Sam Peckinpah names his favourite western movies: “They’re always too long but they’re fun to watch”
As a filmmaker who emerged in the early 1960s and worked within the confines of the studio system, Sam Peckinpah was always going to end up directing his fair share of westerns, and cinema will be forever grateful that one of them went down in history as among the greatest ever made.
It may have been hugely controversial at the time of its release, but The Wild Bunch was a landmark moment not just for the western, but the medium as a whole. Utilising cutting-edge stylistic techniques that would go on to become massively influential, Peckinpah didn’t skimp on the violence, either.
The maverick auteur never met a boundary he didn’t want to push, and while there was plenty of outrage in 1969 when audiences were subjected to bloodlust the likes of which they’d never seen before, the impact made by The Wild Bunch reverberated through decades.
Not that it was his only dalliance with the Old West, far from it, in fact. Peckinpah’s first five features were all westerns, with The Deadly Companions, Ride the High Country, and Major Dundee coming before The Wild Bunch, and the more comedically-inclined The Ballad of Cable Hogue came immediately after.
In fact, eight of Peckinpah’s 14 films in total occupied the parameters of the genre, with the contemporary Junior Bonner being followed by the widely-acclaimed Pat Garrett and Billy the Kid and Bring Me the Head of Alfredo Garcia. In short, he knew his way around those wide-open vistas like few others, but which examples stood out to him as ranking in the top tier?

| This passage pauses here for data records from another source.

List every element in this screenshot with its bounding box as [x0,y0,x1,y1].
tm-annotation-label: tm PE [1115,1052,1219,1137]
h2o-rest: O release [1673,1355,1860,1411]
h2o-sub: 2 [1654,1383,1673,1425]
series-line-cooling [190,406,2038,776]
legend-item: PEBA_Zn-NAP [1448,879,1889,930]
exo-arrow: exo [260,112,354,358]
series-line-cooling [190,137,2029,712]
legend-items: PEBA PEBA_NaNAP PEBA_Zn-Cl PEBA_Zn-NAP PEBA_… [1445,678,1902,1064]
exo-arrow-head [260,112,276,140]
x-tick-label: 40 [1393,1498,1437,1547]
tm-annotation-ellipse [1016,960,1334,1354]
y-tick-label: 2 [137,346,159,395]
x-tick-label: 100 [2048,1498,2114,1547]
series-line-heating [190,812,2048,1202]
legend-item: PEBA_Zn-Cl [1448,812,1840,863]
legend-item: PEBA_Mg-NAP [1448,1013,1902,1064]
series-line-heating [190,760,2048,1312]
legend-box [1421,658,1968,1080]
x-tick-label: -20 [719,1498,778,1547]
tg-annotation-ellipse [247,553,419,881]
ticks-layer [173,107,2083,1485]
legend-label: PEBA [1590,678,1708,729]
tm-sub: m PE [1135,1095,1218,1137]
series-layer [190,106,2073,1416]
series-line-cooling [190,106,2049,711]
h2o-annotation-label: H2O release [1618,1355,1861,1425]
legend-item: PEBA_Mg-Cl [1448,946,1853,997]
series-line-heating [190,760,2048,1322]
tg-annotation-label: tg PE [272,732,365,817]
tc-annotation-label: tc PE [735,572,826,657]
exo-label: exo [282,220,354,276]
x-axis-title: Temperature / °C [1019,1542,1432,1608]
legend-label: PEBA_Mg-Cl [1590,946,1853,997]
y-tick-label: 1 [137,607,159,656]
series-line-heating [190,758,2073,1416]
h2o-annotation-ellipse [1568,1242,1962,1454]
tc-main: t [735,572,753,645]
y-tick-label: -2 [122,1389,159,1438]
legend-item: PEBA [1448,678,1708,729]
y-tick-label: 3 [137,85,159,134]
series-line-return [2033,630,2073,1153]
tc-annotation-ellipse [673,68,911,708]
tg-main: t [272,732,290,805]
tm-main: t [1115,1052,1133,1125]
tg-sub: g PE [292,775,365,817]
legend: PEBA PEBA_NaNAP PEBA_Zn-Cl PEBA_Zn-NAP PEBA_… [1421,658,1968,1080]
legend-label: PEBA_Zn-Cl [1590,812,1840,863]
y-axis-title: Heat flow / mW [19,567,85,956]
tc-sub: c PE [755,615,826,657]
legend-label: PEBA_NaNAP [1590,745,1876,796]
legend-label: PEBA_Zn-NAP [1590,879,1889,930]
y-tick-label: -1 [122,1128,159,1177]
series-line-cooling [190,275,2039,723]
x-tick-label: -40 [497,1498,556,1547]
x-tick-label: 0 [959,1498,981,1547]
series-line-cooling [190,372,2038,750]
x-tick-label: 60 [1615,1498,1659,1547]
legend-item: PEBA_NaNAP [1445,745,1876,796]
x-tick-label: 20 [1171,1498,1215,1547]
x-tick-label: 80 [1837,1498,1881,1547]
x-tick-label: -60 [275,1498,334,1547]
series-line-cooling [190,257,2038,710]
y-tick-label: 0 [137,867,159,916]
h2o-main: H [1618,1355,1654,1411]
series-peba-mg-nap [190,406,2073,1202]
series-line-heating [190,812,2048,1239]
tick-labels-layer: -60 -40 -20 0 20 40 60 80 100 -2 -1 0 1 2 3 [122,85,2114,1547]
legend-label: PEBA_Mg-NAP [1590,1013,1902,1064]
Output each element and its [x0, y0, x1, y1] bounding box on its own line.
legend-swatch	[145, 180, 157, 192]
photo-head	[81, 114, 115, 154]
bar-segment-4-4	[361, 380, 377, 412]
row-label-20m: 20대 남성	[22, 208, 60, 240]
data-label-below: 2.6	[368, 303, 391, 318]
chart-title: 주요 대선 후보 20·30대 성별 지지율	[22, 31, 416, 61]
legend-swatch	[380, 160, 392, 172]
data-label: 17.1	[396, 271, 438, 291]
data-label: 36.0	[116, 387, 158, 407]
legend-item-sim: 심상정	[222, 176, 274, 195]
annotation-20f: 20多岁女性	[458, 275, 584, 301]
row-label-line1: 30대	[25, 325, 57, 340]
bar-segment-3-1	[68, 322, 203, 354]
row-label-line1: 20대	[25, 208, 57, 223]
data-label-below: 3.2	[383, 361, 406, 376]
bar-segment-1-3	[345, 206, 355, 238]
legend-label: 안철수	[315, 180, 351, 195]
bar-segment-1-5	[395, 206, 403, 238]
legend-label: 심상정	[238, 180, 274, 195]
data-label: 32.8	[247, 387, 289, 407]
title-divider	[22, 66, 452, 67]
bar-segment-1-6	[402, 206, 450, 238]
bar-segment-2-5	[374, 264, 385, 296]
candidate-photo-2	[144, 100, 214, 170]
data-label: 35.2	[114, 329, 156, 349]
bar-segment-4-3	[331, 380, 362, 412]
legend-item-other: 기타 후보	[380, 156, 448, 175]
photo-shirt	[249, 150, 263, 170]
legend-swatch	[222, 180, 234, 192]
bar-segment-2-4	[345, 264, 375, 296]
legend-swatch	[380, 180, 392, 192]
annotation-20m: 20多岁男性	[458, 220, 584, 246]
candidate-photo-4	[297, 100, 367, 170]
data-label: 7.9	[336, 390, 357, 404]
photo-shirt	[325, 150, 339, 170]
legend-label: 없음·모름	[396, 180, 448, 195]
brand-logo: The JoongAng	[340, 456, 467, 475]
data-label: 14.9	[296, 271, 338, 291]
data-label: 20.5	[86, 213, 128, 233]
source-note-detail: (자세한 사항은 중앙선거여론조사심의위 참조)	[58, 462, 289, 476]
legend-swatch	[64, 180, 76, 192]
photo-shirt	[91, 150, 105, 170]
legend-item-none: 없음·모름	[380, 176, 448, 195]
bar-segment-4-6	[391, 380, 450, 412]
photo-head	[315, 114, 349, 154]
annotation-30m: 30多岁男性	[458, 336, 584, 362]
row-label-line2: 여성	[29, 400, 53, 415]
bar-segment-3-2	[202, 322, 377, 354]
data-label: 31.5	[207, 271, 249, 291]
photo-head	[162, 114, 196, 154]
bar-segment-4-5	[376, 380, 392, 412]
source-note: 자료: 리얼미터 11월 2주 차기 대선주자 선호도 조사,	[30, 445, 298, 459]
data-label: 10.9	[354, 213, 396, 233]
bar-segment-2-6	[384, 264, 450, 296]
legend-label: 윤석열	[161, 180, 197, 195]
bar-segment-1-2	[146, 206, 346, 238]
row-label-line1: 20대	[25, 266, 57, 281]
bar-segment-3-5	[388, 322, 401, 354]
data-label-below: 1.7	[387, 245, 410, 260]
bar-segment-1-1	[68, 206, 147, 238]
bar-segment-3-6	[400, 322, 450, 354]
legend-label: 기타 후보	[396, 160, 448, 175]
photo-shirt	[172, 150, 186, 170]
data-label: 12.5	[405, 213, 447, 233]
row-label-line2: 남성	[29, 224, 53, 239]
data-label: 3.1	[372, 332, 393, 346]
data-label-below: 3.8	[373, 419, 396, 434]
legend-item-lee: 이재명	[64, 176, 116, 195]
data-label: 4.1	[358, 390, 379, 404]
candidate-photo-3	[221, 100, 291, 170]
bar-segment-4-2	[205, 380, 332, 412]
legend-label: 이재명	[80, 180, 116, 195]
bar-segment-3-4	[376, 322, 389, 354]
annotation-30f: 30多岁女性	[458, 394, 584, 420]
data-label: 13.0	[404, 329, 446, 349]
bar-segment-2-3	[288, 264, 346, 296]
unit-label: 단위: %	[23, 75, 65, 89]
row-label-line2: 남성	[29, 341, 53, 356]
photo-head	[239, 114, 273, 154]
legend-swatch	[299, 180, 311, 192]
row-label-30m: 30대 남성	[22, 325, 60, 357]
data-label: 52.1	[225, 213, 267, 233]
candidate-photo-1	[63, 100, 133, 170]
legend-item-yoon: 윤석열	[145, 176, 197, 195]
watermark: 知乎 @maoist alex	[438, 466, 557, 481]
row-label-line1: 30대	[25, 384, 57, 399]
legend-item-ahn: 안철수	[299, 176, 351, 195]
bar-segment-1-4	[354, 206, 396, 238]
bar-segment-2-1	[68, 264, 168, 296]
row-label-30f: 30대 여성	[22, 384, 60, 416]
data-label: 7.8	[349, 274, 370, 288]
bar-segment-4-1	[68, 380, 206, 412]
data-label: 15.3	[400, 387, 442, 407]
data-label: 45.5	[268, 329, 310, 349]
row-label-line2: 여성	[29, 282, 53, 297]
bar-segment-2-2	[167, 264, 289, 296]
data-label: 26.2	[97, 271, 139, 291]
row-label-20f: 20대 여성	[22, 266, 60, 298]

Almost inevitably, Sergio Leone was the first name that came to mind. “I like Leone’s movies and I like him, they’re always too long but they’re fun to watch,” he said to Movietone News. “A marvellous man to talk to, and I think he does really interesting things.”
As also tends to be the case when anyone discusses the greatest westerns to ever come out of Hollywood, Howard Hawks and John Ford were spotlighted, too. “I really loved Red River until the ending; the phoney arrow in the chest, and the chick,” Peckinpah continued. “Ford did a great western with Fonda and Victor Mature, My Darling Clementine.”
Befitting the director’s wayward reputation, though, he couldn’t even remember what his number one western was even called. “I think it was a serial I saw one Saturday morning on TV in Fresno, California when I was 11,” he recalled. “Forget the name of it.”
Peckinpah was one of the most famous enigmas and outsiders during his career, so in a way it makes perfect sense that he knows exactly what the best western he’s ever seen is, he’s just got no recollection of how it was titled.